Picken J ultimately held that the Shareholder Rule cannot be supported by joint interest principles and, consequently, does not exist. In deciding this, Picken J noted that:

  • Woodhouse and Gouraud, key early cases said to underpin the rule, were "plainly premised on there needing to be a proprietary interest". Cases following these early judgments failed to provide separate analysis of the rule that supported a joint interest analysis.
  • Though several cases made reference to the concept of joint interest privilege, such cases did not themselves involve the application of the Shareholder Rule (James-Bowen v Comr of Police of the Metropolis [2018] 4 All ER 1007, [2018] UKSC 40). Considering relevant case law in detail, the rule is not supported by any binding authority.
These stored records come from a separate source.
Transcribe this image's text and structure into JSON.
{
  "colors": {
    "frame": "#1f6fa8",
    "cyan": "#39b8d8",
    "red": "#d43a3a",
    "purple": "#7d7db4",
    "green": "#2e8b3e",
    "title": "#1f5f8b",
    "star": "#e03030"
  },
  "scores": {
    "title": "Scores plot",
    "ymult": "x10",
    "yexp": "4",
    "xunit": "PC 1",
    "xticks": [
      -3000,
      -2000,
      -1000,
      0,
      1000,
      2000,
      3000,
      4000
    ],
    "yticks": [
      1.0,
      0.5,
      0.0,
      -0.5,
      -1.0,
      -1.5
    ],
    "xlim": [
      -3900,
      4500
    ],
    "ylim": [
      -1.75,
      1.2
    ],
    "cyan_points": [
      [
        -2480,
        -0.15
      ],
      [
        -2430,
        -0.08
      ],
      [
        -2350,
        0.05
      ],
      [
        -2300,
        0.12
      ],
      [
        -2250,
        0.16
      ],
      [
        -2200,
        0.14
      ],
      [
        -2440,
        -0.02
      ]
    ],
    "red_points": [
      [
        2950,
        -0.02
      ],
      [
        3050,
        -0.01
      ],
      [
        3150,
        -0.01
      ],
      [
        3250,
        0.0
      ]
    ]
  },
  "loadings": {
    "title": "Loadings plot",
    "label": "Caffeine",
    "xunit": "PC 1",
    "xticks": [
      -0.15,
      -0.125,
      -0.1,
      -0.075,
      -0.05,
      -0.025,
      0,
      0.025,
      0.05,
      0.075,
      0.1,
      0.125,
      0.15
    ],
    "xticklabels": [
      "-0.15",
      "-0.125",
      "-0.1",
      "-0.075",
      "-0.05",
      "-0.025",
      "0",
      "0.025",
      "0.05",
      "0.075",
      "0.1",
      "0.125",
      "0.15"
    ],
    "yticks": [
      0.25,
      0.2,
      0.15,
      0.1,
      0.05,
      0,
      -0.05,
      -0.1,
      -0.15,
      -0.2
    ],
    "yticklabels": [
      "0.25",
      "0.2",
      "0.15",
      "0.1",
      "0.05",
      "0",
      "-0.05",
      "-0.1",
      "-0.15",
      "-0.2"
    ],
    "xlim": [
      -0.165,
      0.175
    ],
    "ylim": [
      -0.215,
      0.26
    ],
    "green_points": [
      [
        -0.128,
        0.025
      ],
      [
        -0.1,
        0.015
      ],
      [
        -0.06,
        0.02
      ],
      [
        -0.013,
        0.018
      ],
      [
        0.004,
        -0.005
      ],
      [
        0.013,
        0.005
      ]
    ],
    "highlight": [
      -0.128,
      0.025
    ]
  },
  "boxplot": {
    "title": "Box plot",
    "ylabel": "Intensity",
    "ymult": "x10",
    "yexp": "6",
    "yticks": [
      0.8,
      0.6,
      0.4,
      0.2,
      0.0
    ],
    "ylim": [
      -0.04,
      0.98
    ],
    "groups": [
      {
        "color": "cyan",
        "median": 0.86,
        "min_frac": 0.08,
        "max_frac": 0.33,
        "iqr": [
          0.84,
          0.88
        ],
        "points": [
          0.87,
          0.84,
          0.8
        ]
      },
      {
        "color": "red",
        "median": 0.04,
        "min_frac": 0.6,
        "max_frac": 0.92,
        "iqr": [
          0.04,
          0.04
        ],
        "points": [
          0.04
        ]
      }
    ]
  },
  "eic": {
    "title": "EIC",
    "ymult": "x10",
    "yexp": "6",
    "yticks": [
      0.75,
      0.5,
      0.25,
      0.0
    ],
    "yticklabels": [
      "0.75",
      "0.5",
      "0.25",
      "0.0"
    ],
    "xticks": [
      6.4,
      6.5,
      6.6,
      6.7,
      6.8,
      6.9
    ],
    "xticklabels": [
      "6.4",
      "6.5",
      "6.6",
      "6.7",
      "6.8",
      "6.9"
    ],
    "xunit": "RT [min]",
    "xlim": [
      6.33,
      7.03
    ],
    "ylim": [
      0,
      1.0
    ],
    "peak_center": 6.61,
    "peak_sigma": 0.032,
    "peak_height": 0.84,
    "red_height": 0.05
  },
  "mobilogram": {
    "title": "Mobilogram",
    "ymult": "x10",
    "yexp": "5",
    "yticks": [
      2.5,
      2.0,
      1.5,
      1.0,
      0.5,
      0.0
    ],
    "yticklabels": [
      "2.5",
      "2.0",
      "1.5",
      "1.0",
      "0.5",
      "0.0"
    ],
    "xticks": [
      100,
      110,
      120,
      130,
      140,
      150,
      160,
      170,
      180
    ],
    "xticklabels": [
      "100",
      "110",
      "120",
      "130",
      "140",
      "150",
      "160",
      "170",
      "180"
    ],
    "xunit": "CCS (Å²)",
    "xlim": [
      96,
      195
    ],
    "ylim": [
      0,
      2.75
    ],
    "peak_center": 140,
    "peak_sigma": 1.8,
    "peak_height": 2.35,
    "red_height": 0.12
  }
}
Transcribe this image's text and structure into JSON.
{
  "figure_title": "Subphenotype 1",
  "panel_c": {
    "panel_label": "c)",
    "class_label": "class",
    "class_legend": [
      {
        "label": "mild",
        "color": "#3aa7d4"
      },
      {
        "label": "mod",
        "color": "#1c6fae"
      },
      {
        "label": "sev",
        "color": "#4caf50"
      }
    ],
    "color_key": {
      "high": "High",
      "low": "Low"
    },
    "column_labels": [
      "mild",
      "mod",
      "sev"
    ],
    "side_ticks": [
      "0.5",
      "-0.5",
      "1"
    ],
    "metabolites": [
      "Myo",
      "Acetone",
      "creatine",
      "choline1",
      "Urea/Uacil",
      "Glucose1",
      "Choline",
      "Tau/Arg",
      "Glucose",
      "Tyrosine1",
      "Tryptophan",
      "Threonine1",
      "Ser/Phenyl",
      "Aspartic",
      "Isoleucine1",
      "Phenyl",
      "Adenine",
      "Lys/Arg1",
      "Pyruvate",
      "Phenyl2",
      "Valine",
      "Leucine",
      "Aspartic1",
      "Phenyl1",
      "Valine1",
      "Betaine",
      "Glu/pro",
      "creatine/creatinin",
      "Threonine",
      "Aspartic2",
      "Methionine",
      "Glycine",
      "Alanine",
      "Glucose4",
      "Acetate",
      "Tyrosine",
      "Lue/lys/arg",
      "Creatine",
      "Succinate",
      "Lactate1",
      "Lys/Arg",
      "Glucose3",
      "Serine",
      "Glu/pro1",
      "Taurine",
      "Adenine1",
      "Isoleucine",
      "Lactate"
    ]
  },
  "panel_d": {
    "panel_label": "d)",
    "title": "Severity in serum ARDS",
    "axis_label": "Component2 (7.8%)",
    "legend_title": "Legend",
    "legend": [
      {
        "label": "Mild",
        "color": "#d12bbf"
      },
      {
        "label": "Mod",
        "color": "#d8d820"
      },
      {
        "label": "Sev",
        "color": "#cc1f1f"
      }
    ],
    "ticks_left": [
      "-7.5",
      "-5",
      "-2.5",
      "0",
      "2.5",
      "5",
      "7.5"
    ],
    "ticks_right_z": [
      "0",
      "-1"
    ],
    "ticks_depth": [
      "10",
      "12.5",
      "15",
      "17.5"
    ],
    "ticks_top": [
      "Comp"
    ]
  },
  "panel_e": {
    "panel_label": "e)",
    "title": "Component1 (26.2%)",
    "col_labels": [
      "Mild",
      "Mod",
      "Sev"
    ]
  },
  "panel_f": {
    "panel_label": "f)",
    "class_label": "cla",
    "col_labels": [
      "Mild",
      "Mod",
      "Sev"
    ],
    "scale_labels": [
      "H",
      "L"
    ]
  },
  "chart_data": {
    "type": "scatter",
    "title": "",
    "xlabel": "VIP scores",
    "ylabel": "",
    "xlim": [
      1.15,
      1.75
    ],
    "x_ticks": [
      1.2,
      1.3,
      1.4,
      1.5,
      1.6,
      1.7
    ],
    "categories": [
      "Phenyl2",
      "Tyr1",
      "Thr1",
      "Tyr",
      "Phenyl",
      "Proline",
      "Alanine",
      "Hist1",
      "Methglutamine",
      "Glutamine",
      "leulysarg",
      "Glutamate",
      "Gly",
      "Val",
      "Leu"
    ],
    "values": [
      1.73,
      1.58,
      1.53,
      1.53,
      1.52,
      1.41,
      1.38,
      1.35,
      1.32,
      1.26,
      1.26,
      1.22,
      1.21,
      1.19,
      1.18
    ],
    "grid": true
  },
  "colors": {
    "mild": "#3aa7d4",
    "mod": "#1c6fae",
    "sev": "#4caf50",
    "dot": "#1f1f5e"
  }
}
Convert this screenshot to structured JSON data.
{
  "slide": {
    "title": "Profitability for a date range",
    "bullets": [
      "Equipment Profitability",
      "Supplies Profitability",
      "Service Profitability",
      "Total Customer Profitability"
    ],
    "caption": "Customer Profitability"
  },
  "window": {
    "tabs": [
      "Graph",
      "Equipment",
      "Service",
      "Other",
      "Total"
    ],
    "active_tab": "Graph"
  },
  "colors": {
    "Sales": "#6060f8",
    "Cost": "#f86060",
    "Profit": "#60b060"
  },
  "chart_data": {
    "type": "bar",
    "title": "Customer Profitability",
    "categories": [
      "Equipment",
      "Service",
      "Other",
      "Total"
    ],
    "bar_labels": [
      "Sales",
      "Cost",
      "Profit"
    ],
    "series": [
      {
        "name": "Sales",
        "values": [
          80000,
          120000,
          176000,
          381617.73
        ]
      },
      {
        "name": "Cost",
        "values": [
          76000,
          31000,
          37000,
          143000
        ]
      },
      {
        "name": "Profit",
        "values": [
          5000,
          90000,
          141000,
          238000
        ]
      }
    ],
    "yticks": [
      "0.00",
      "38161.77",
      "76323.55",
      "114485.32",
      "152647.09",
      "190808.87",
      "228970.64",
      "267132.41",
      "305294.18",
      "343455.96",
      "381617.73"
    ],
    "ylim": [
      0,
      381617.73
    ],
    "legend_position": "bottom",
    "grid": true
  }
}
Picken J acknowledged recent cases in Bermuda that supported the rule but highlighted that such cases do not bind English courts.
  • The concept of joint interest privilege is not a "freestanding concept", it is "merely an umbrella term that has been used to describe a variety of different situations in which one party is unable to assert privilege against another".
  • If there was such a concept as joint interest privilege, there would be no justification for a conclusion that it applies in any generalised sense to the relationship between companies and shareholders. The authorities analysed do not support this idea and arguments in favour of the rule are not sufficient to override a company's fundamental right to privilege.

Picken J concluded the judgment by making several observations about the application and scope of the rule if it were to exist. This commentary may be useful if the case is subject to a successful appeal. In particular, the judge found that the rule could apply retrospectively, would extend to privileged documents belonging to subsidiary companies and would apply to legal advice and litigation privilege (but not without prejudice privilege).

In conclusion

Arguments in favour of the Shareholder Rule have been insufficient to overpower a company's fundamental right to privilege, even against its shareholders. Picken J commented that the rule would unduly limit the scope of privilege, leaving a company's right to privilege open to challenges from a variety of parties.

The judgment may have international consequences in common law jurisdictions, where case law to date has been supportive of the Shareholder Rule.

Absent a successful appeal, the judgment provides a clear decision as to the status of the rule. Minority shareholders seeking remedies against defendant companies should take note – they will struggle to make an argument that they are entitled to the company's privileged documents.